Football stadium in Larne, Northern Ireland

Inver Park is a football stadium in Larne, County Antrim, Northern Ireland. It is the home ground of Larne. The land was acquired by Larne in 1918 and has been in continuous use as a stadium ever since. The stadium holds 2,732 with 1,632 seats.

In 2010 the club struck an agreement with property developers GML who agreed to build a new stadium on the site that would meet the Irish League's domestic licence criteria to enable Larne to play senior football should they win the Championship One in the future in return for Larne's agreement to give up an acre of land adjacent to a development site next to the ground. The deal, however, has been delayed due to the falling value of the property market, which has led GML to halve their initial bid of £6 million for the land.

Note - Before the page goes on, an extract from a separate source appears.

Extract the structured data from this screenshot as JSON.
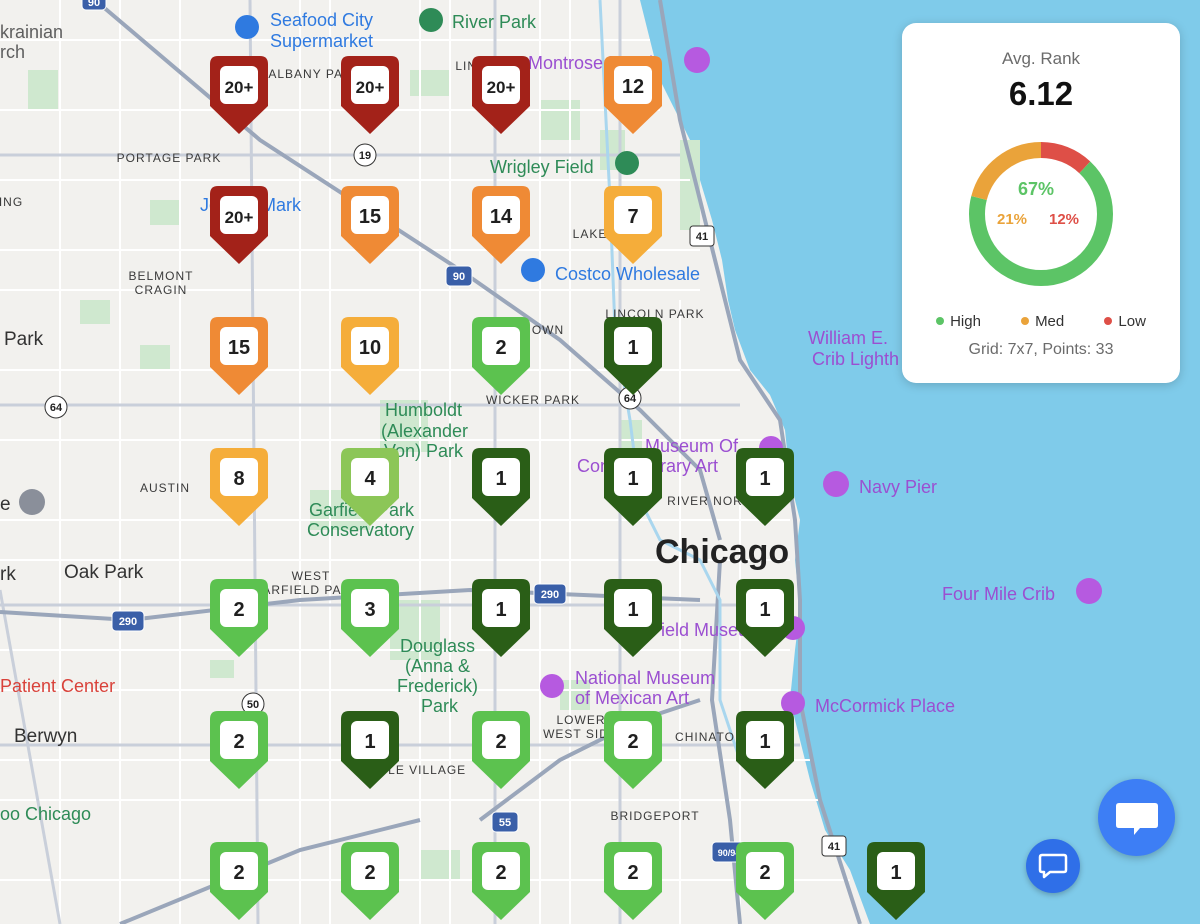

Under the ownership of Kenny Bruce, the stadium has received several upgrades; in 2018, the Main Stand was lightly renovated, a new artificial pitch and floodlights were installed, while a new 600-seat stand at the Bleach Green end of the ground was built in advance of the 2019–20 NIFL Premiership season. In December 2020 construction began on another 600-seat stand at the church end of the ground, which was expected to conclude by Spring 2021. The final stage of stadium development is due to include the construction of an all-new Main Stand and community hub, the timeframe of which is as-yet unscheduled.